En février dernier, Donald Trump et Volodymyr Zelensky s’étaient quittés sur une impression glaciale, marquée par des échanges tendus et un malaise visible. Cette fois-ci, les deux présidents ont tout fait pour afficher une cordialité soigneusement travaillée.
Costume assagi pour le dirigeant ukrainien, compliments appuyés de son hôte américain : les sourires semblaient vouloir effacer le souvenir de leur confrontation passée. Zelensky a multiplié les « thank you », comme pour s’assurer de ne froisser personne dès les premiers instants.
À l’ouverture des discussions dans le Bureau ovale, il a peu parlé, peut-être par prudence, conscient que certaines de ses attentes pouvaient heurter celles de son interlocuteur.
Un désaccord poli devant les Européens
C’est plus tard, lors de la conférence de presse conjointe avec Emmanuel Macron et Friedrich Merz, que les divergences se sont fait sentir. Paris et Berlin insistaient sur la nécessité d’un cessez-le-feu immédiat, tandis que Trump défendait l’idée qu’un arrêt des combats n’était pas indispensable avant de négocier un accord de long terme. Zelensky, lui, a choisi de rester discret, s’effaçant dans le jeu diplomatique pour ne pas compromettre l’essentiel : garder Washington à ses côtés.

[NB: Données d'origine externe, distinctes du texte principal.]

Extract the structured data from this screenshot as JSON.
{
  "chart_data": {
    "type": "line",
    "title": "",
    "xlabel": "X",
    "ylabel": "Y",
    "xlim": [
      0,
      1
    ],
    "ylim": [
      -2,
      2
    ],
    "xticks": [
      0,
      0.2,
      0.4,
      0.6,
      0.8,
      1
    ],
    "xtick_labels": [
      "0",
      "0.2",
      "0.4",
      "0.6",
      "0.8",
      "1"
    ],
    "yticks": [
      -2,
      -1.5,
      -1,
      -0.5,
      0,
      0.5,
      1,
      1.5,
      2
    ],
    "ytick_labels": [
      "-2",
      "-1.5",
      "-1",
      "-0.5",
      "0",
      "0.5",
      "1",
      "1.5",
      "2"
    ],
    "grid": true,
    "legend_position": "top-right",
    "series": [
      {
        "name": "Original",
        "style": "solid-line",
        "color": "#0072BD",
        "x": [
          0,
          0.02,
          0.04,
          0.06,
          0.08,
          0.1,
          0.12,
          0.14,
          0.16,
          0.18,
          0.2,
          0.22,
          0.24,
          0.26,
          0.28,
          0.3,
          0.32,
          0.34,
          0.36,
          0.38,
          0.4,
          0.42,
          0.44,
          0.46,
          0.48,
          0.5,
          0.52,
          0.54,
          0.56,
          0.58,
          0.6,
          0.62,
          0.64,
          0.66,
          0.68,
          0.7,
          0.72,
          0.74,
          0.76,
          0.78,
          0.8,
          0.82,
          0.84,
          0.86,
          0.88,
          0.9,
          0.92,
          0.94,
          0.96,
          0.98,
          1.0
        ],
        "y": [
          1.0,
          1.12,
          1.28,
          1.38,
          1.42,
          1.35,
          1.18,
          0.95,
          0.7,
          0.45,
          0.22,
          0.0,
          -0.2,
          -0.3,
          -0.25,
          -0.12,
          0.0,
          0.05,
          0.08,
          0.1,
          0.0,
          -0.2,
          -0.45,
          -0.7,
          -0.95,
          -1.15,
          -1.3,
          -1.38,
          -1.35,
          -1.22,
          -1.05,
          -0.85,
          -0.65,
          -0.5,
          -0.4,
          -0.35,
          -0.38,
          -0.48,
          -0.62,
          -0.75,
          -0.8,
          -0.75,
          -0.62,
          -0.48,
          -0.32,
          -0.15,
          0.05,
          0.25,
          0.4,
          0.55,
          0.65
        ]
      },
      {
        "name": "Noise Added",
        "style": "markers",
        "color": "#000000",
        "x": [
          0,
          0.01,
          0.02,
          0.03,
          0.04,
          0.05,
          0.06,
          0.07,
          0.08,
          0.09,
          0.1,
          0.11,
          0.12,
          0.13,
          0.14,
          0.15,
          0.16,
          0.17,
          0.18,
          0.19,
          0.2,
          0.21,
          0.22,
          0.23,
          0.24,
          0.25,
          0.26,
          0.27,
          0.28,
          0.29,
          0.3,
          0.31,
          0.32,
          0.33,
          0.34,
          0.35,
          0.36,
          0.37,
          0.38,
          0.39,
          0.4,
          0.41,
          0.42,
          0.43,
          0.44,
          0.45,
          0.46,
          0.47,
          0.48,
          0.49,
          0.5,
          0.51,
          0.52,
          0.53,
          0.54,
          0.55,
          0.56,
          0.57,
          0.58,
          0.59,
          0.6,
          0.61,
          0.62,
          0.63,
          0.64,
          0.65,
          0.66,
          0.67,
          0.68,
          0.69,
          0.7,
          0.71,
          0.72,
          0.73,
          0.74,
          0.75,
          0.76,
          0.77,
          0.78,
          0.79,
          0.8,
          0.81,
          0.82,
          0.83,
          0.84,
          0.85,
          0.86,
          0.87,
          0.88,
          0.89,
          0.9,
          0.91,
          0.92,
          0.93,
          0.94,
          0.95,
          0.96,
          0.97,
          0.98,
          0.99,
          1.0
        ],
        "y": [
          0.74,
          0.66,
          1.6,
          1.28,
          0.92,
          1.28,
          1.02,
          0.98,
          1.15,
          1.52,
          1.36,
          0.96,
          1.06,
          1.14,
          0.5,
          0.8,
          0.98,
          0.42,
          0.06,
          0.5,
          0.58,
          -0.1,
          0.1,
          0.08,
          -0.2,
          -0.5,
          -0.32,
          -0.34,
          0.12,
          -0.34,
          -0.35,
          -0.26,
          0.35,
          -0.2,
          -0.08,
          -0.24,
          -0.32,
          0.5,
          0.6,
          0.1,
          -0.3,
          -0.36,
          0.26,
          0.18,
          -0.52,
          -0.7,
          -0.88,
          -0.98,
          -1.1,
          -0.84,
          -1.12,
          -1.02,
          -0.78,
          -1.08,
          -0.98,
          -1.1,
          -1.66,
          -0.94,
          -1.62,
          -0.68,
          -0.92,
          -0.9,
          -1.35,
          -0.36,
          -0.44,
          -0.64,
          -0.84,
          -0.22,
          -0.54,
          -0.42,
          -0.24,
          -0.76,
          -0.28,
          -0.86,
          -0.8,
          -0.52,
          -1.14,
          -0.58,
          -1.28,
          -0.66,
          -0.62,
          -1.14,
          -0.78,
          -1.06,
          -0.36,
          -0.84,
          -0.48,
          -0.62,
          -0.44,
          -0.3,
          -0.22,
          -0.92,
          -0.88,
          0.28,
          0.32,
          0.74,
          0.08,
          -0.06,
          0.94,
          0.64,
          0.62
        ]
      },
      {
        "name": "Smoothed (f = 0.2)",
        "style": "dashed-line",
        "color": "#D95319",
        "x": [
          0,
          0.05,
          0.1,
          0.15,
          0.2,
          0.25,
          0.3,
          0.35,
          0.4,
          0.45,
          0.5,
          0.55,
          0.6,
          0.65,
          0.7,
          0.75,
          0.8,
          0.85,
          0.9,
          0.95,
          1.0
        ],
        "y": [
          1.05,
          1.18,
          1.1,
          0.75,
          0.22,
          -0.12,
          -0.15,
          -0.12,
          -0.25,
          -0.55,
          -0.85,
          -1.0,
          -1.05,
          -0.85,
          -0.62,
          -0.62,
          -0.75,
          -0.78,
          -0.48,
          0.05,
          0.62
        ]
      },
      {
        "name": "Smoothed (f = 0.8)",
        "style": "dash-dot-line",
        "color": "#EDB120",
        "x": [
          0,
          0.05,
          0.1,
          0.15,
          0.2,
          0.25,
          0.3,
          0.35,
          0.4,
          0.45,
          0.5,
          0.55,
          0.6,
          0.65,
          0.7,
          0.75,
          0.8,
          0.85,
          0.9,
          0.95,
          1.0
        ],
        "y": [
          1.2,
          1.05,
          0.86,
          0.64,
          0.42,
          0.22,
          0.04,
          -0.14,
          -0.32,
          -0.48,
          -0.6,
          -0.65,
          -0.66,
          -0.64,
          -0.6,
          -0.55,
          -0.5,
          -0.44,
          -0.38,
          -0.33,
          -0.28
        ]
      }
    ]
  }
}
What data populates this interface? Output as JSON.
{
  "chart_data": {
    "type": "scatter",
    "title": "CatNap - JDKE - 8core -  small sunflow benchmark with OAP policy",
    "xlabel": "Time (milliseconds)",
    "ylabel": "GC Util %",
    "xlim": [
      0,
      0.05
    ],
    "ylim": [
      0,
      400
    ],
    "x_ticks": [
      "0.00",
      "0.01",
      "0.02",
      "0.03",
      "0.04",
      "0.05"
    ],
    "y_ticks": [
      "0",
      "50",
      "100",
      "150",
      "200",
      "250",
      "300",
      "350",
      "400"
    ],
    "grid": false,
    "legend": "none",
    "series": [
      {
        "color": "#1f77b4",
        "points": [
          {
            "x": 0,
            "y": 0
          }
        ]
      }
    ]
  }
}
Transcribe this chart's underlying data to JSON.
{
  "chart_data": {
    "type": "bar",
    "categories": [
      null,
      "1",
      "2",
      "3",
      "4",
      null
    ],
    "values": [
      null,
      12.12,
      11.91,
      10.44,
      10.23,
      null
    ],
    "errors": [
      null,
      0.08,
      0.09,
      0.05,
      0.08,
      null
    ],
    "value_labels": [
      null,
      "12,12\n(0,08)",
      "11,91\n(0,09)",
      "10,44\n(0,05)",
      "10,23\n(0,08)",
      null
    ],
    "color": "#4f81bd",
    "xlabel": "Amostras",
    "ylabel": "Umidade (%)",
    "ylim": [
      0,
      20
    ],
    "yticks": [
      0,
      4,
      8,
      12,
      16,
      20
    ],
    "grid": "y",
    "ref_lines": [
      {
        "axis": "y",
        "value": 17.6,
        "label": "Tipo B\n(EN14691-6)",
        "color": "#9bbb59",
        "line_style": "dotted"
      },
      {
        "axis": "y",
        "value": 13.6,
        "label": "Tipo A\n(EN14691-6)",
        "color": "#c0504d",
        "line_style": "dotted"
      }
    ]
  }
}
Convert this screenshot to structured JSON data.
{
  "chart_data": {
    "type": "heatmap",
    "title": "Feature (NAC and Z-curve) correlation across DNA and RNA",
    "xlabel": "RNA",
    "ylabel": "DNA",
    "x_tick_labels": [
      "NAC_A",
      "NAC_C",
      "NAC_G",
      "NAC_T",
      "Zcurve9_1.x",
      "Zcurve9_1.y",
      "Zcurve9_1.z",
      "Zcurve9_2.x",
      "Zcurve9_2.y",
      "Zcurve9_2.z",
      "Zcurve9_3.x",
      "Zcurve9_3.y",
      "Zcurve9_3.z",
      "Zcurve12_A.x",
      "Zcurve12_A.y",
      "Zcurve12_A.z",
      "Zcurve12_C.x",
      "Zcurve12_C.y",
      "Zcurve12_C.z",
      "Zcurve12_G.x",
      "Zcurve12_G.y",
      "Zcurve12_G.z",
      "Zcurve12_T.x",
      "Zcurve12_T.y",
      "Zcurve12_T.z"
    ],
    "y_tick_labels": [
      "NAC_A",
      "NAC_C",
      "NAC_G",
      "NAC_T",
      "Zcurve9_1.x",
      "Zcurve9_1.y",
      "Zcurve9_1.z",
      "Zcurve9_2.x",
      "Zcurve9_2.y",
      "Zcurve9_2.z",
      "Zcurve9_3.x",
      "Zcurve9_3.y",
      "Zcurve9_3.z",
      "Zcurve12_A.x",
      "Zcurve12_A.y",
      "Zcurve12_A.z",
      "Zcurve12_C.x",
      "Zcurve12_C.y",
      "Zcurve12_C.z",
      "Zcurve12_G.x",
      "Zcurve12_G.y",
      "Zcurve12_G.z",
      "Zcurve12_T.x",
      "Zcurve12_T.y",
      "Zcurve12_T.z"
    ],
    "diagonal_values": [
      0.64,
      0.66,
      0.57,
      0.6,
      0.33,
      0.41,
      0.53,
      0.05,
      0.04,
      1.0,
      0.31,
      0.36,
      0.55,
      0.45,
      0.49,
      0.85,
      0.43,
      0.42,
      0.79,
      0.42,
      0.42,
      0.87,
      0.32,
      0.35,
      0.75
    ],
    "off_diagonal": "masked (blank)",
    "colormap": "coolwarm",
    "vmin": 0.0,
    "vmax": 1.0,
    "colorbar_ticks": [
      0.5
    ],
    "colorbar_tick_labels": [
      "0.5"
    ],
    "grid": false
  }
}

Derrière les portes closes, les discussions se seraient concentrées sur deux sujets sensibles : des garanties de sécurité pour l’Ukraine et la perspective d’un face-à-face entre Zelensky et Vladimir Poutine. Rien n’a filtré sur la nature exacte de ces garanties ni sur la façon dont une rencontre directe pourrait infléchir le cours de la guerre.
Zelensky a néanmoins esquissé quelques contours de ce qu’il espère obtenir : un accord colossal, estimé à 90 milliards de dollars, pour l’achat d’armes américaines – systèmes aériens, dispositifs antimissiles, équipements encore tenus secrets. Il a aussi révélé que Washington envisageait d’acquérir des drones ukrainiens, une perspective qui pourrait dynamiser l’industrie de défense du pays.
Rien n’est encore signé, mais le président ukrainien croit possible de sceller l’accord dans les dix jours.
La carte qui a changé l’humeur de Trump
Peu enclin à s’attarder sur les concessions territoriales, Zelensky a préféré insister sur une donnée qu’il juge cruciale : après mille jours de guerre, Moscou occupe moins de 1 % du territoire ukrainien. Une précision qu’il a défendue devant Trump à l’aide d’une carte, expliquant que certains documents officiels américains donnaient une image faussée de la situation.
« Je me bats pour ce qui est sur cette carte », a-t-il martelé, convaincu d’avoir touché son interlocuteur en rectifiant la perception des avancées russes.
À l’issue de la journée, Zelensky a qualifié sa rencontre avec Trump de « chaleureuse », une formule qui tranche avec le froid constaté lors de sa dernière visite. Optimisme réel ou stratégie calculée, peu importe : l’objectif était clair. Montrer une relation apaisée avec Washington et éviter de se retrouver isolé face aux pressions venues d’Europe et de Russie.
Pour le président ukrainien, l’enjeu immédiat est moins d’obtenir une paix durable que de gagner du temps. Le simple fait de repartir de Washington sans éclat, avec la perspective d’un soutien militaire et économique renforcé, constitue déjà une victoire.
Trump, de son côté, a confirmé avoir eu un entretien téléphonique avec Vladimir Poutine après la rencontre de Washington. Il a évoqué des garanties de sécurité pour l’Ukraine, en coordination avec plusieurs capitales européennes. « Tout le monde veut croire à la possibilité d’une paix », a-t-il déclaré, tout en prévenant qu’il faudrait « une semaine ou deux » pour savoir si une solution est envisageable ou si les combats se poursuivront.
Aucun cataclysme diplomatique ne s’est produit à Washington, pas plus qu’au sommet d’Alaska quelques jours plus tôt. La guerre continue, mais Zelensky a obtenu ce dont il avait besoin : un peu d’air, et quelques promesses pour renforcer son arsenal. Pour l’instant, le statu quo tient encore.